Глубоко вздохнув, он поскорбел над людской неблагодарностью, слезливо улыбнулся при мысли о своем благородстве и, исполненный сознания совершенного доброго дела, уселся за стол писать письмо Азе.
А Лахеч, выйдя из дядюшкиного дома, бесцельно и бездумно побрел по улице.
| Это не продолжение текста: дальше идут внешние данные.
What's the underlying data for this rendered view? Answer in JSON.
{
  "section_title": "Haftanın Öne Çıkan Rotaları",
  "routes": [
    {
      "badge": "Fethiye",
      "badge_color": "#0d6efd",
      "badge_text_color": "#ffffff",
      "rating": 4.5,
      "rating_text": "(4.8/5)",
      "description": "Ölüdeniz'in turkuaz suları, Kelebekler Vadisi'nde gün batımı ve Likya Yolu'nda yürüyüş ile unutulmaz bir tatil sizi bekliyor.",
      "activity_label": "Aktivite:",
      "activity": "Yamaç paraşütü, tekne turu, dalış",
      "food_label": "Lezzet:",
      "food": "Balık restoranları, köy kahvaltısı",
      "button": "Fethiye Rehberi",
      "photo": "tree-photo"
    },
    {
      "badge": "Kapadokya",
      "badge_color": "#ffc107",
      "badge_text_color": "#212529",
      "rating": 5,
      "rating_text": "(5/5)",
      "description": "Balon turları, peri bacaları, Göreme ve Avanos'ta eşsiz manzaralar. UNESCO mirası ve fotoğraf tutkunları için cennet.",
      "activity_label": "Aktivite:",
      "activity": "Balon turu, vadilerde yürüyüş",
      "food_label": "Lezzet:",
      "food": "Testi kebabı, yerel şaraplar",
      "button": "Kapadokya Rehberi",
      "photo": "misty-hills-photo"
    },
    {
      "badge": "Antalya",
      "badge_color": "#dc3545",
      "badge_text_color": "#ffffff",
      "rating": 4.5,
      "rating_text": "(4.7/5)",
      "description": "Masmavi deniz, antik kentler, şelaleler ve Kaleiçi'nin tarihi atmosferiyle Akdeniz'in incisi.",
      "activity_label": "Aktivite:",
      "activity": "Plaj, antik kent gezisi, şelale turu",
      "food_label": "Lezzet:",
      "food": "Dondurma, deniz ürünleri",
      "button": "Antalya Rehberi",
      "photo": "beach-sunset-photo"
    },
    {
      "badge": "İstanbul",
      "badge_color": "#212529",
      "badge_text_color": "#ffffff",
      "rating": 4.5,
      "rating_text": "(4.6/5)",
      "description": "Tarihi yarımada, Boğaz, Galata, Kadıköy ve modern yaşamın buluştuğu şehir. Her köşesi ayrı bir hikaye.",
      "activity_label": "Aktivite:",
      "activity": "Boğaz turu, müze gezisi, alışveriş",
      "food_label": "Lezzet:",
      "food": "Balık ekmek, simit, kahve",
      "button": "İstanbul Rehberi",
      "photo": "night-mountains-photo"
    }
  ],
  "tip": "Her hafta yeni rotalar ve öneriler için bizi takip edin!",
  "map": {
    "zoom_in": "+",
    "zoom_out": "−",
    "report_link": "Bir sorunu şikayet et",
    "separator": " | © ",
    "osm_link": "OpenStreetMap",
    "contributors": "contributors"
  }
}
Большие электрические лампы за голубоватыми стеклами, несколько смягчающими их яркость, заливали светом широкие тротуары, заполненные вечерней прогуливающейся толпой. Уже давно был отменен нелепый древний запрет открывать магазины по ночам. Теперь они закрывались с одиннадцати до пяти дня, но зато до полуночи, а то и позже светились огнями витрин, были полны шума, суеты, звона золота и серебра. Впрочем, золото лилось всюду, текло рекой, то разделяясь на множество мелких рукавов, то сливаясь в одно общее русло. Этот неизменный звон раздавался везде — у входов в многочисленные театры, концертные залы, цирки и биофоноскопы; у дверей кафе, где в перерывах между голосом фонографа (Хальсбанд и компаньоны), выкрикивающего попеременно последние новости и арии в исполнении самых модных певцов, дрыгали ногами в сетчатых черных чулках якобы скромно одетые, а на самом деле бесстыдно раздетые танцовщицы; в банках, у которых в эту пору и была самая интенсивная работа; в домах терпимости, поражающих своей пышностью и тем самым как бы насмехающихся над всеми ограничениями полиции нравов, — одним словом, всюду, куда ни ступи, куда ни глянь.